The order, which the company said was the culmination of years of development work, is to supply an initial 26 RB211 engines to power 13 Tupolev Tu- 204 passenger jets, similar in size to the Boeing 757, for $195m. In addition, there is an option to supply a further 17 planes, although Rolls-Royce said the total could run to 200 aircraft.
The engines are being purchased by the Kato Group, a private Egyptian industrial concern, which will lease the completed aircraft to airlines in the former Soviet Union. Two of the RB211 engines were delivered to the Russian manufacturing operation, Aviastar, last month.
It means Rolls-Royce has secured potential orders worth pounds 750m since June, on top of pounds 7.8bn worth of contracts or agreements in the pipeline.
The news came as the company revealed losses of pounds 169m in the first half of the year after making bigger-than-expected provisions of pounds 263m to cover the cost of closing or selling its large steam turbine businesses, which include the historic Parsons plant on Tyneside. Excluding these costs, operating profits surged by 50 per cent, rising from pounds 64m to pounds 96m.

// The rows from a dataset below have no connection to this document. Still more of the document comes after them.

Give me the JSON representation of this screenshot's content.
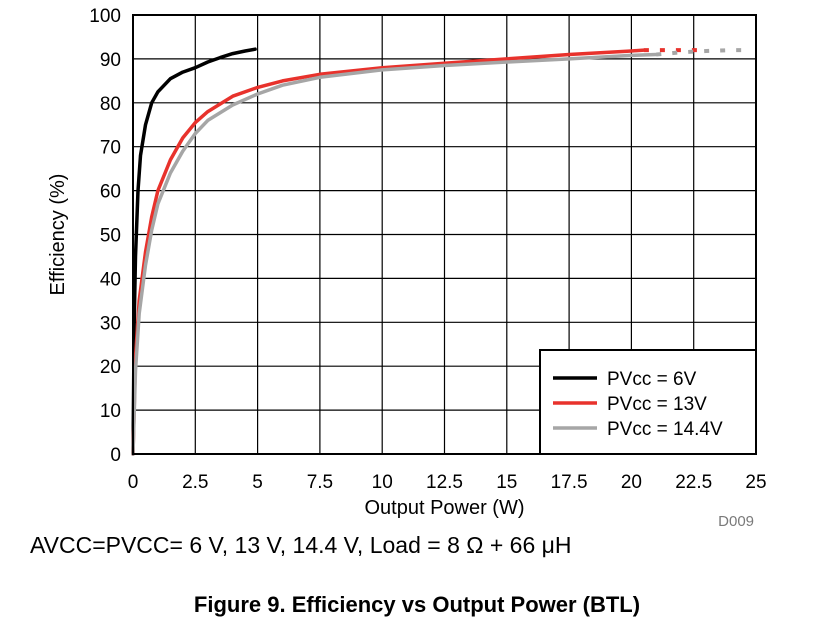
{
  "chart_data": {
    "type": "line",
    "xlabel": "Output Power (W)",
    "ylabel": "Efficiency (%)",
    "xlim": [
      0,
      25
    ],
    "ylim": [
      0,
      100
    ],
    "x_ticks": [
      "0",
      "2.5",
      "5",
      "7.5",
      "10",
      "12.5",
      "15",
      "17.5",
      "20",
      "22.5",
      "25"
    ],
    "y_ticks": [
      "0",
      "10",
      "20",
      "30",
      "40",
      "50",
      "60",
      "70",
      "80",
      "90",
      "100"
    ],
    "grid": true,
    "legend_position": "bottom-right",
    "figure_code": "D009",
    "series": [
      {
        "name": "PVcc = 6V",
        "color": "#000000",
        "x": [
          0,
          0.05,
          0.1,
          0.2,
          0.3,
          0.5,
          0.75,
          1.0,
          1.5,
          2.0,
          2.5,
          3.0,
          3.5,
          4.0,
          4.5,
          4.9
        ],
        "y": [
          0,
          30,
          45,
          60,
          68,
          75,
          80,
          82.5,
          85.5,
          87,
          88,
          89.3,
          90.3,
          91.2,
          91.8,
          92.2
        ]
      },
      {
        "name": "PVcc = 13V",
        "color": "#e8322c",
        "dashed_from_x": 20.5,
        "x": [
          0,
          0.1,
          0.25,
          0.5,
          0.75,
          1.0,
          1.5,
          2.0,
          2.5,
          3.0,
          4.0,
          5.0,
          6.0,
          7.5,
          10,
          12.5,
          15,
          17.5,
          20,
          20.5,
          21,
          22,
          23
        ],
        "y": [
          0,
          22,
          35,
          46,
          54,
          60,
          67,
          72,
          75.5,
          78,
          81.5,
          83.5,
          85,
          86.5,
          88,
          89,
          90,
          91,
          91.8,
          92,
          92,
          92,
          92
        ]
      },
      {
        "name": "PVcc = 14.4V",
        "color": "#a6a6a6",
        "dashed_from_x": 21,
        "x": [
          0,
          0.1,
          0.25,
          0.5,
          0.75,
          1.0,
          1.5,
          2.0,
          2.5,
          3.0,
          4.0,
          5.0,
          6.0,
          7.5,
          10,
          12.5,
          15,
          17.5,
          20,
          21,
          22,
          23,
          24,
          24.8
        ],
        "y": [
          0,
          19,
          32,
          43,
          51,
          57,
          64,
          69,
          73,
          76,
          79.5,
          82,
          84,
          85.8,
          87.5,
          88.5,
          89.3,
          90,
          90.8,
          91,
          91.5,
          91.8,
          92,
          92
        ]
      }
    ]
  },
  "annotations": {
    "condition": "AVCC=PVCC= 6 V, 13 V, 14.4 V, Load = 8 Ω + 66 μH",
    "caption": "Figure 9. Efficiency vs Output Power (BTL)"
  }
}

However, an overtime ban by unions at Derby and Bristol, which lasted almost a year, knocked pounds 15m off earnings, while Rolls lost another pounds 5m from the collapse of Fokker, the Dutch aircraft builder which went bankrupt in the spring.
John Rose, the chief executive, insisted he remained hopeful that Parsons would find a buyer. "I'm optimistic there will be a sale. There's been more than enough interest to confirm that view," he explained.
The brighter mood was also detected by Parsons unions, who met with Rolls- Royce board members in London yesterday. Barney McGill from the Confederation of Shipbuilding and Engineering Unions said: "For the first time Rolls were saying that there is genuine interest in Parsons and the other turbine plant in Derby. They seemed positive that prospective buyers are in the wings."
Yet Parsons continued to act as a drain on cash, helping to add a further pounds 15m to the pounds 248m write-offs disclosed at the time of the sell-off announcement last month. The increase in the scale of the provisions to pounds 263m surprised some analysts.
Mr Rose said the aerospace market was "clearly recovering" after years of recession, as airlines replaced outdated fleets. But the City was less impressed with Rolls-Royce's aerospace profits, which were heavily boosted by a strong performance from Allison, the US military engine supplier bought for pounds 320m in March 1995. "The underlying position on aerospace profits was weak," said Chris Avery, an analyst from the French banking group Paribas.
Headline operating profits for the aerospace division jumped by two-thirds to pounds 77m. However, Allison contributed pounds 31m of this in the first half of 1996, compared with just pounds 12m in the first six months of 1995. Stripping away Allison's contribution, the costs of the overtime ban and the losses incurred in the Fokker collapse, aerospace earnings fell by pounds 6m, to pounds 94m. Rolls-Royce shares fell 5.5p to 225.5p.